For small values, the natural logarithm can be approximated using the formula:

• \( \ln(1 + x) \approx x \)

This is particularly helpful in our exercise, as it allows us to derive a simple approximation for \( \ln\left(1 + \frac{1}{N+1}\right) \) when \(N\) becomes large. By recognizing \( \ln\left(1 + \frac{1}{n}\right) \) in the series, this approximation simplifies the calculation of the term \(b_{n}\) to \(\frac{1}{n}\) when we are trying to establish the remainder estimate.
This simplification means that the error term \( \ln\left(1 + \frac{1}{N+1}\right) < 10^{-3} \) can instead be treated as \( \frac{1}{N+1} < 10^{-3} \), making the task of calculating \(N\) much more feasible.

Partial Sum

A partial sum refers to the sum of the first \(N\) terms in an infinite series. Unlike an infinite sum, a partial sum is a finite value and thus much more manageable in calculations. In the context of alternating series, the terms alternate in sign, which often results in a partial sum that converges towards the series’ actual infinite sum.
Calculating the partial sum \(S_N\) is straightforward:

• \( S_{N} = \sum_{n=1}^{N} (-1)^{n+1} b_{n} \)

For our specific problem, you would compute the sum by adding and subtracting the terms in the series up to \(n = 1000\), ensuring to alternate the signs.
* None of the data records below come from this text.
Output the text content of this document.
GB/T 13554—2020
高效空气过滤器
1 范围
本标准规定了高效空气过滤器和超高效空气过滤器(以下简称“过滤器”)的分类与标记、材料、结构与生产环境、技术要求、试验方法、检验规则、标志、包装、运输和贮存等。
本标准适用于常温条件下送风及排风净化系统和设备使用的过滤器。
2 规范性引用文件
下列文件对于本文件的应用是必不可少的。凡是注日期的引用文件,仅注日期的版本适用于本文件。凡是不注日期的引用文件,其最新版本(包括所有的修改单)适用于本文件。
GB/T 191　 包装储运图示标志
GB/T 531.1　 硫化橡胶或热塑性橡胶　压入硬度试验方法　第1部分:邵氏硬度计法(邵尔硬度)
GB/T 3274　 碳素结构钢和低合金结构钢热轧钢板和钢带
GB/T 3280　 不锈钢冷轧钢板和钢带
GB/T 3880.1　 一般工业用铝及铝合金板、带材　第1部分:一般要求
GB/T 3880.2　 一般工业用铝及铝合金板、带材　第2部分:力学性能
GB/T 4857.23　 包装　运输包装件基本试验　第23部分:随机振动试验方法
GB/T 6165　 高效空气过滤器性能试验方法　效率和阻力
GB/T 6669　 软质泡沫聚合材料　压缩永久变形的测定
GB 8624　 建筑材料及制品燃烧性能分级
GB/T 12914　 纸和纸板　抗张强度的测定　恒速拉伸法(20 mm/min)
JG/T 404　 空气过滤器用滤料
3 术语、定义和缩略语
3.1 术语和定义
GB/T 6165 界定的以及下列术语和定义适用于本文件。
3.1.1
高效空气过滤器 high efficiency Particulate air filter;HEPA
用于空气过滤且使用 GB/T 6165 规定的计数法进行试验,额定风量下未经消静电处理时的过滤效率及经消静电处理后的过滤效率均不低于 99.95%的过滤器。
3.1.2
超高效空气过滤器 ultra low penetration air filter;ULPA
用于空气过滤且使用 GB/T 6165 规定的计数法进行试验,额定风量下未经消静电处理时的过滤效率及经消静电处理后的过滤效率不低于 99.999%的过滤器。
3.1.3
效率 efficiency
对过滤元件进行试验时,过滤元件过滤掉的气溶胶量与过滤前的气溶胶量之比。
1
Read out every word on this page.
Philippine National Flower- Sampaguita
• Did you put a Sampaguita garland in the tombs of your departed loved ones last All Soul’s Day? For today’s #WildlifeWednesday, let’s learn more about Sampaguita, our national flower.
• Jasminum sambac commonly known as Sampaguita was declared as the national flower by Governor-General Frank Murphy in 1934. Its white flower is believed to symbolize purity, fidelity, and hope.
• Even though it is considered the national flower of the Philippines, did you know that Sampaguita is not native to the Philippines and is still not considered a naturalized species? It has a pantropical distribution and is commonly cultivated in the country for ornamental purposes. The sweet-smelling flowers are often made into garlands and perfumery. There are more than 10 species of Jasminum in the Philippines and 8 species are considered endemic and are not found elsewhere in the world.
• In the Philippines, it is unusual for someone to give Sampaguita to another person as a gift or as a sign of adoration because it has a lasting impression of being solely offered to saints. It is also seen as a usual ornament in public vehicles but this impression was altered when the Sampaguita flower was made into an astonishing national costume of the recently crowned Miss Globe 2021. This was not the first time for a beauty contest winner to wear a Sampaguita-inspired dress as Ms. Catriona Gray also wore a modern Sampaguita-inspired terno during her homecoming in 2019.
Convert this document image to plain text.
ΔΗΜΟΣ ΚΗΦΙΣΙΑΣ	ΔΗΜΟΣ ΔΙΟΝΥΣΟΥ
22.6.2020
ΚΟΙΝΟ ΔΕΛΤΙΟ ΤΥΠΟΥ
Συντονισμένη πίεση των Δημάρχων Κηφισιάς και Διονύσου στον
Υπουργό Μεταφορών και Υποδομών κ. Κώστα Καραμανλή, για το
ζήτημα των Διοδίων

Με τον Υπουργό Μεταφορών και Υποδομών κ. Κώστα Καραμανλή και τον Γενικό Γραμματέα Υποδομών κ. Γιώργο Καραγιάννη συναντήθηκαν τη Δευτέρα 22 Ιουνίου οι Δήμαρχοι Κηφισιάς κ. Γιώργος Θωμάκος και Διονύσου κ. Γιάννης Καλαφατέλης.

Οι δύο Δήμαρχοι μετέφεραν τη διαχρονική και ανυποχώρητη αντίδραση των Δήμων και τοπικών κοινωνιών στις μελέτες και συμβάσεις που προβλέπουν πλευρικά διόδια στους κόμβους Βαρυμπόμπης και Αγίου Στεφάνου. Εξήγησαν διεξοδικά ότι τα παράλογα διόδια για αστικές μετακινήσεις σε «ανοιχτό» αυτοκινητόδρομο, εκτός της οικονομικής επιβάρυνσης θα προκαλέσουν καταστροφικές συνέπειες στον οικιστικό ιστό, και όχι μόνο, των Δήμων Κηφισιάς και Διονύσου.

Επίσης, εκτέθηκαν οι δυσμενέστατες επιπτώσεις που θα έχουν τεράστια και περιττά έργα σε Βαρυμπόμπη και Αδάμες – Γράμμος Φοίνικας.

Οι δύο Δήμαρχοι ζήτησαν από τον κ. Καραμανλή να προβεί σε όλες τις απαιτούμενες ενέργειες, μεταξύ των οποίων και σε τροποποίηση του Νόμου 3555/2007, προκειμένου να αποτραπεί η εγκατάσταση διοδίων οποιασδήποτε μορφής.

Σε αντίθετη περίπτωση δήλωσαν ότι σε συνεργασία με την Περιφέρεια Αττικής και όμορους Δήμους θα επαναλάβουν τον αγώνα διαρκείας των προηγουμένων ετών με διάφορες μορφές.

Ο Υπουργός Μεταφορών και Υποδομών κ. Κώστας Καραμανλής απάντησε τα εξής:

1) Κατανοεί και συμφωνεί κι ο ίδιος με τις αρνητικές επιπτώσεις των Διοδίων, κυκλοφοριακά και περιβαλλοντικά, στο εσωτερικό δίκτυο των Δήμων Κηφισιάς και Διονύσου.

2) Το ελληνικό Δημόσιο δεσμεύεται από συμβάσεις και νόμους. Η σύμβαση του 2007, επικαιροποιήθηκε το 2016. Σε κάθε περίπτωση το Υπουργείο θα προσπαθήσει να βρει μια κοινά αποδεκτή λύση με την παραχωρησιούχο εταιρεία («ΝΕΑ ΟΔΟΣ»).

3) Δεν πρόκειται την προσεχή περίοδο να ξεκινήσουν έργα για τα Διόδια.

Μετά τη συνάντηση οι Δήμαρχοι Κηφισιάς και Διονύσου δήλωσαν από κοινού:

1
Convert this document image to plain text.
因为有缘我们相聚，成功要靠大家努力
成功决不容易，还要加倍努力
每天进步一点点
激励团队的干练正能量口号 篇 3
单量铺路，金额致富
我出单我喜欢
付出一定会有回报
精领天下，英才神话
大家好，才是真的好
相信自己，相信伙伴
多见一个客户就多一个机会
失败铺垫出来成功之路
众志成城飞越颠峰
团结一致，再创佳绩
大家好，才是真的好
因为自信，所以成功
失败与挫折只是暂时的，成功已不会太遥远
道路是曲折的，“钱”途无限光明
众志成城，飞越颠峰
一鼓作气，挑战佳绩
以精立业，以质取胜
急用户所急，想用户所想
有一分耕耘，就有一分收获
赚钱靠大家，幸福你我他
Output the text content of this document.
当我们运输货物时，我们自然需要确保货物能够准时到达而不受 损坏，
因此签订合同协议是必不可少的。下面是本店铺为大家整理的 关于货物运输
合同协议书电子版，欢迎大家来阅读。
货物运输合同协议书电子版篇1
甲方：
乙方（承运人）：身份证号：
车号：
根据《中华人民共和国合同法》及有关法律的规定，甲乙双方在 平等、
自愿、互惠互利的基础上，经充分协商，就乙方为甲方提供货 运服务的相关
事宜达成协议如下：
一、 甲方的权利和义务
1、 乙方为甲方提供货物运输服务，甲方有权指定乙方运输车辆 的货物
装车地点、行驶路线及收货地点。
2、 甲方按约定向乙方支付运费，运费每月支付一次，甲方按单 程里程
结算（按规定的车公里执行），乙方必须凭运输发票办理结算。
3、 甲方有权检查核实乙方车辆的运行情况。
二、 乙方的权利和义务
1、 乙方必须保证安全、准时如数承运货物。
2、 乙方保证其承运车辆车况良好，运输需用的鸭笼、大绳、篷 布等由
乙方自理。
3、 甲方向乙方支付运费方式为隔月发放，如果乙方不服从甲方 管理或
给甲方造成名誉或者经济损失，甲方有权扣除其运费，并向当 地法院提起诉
This alternating behavior is because of the factor \((-1)^{n+1}\), which results in subtracting every even term and adding every odd term.
The goal of finding \(S_{1000}\) is to approximate the infinite series sum with a limited error, as determined by our remainder estimate. This computation provides a practical way to understand the progression and behavior of the series without the need for summing infinitely many terms.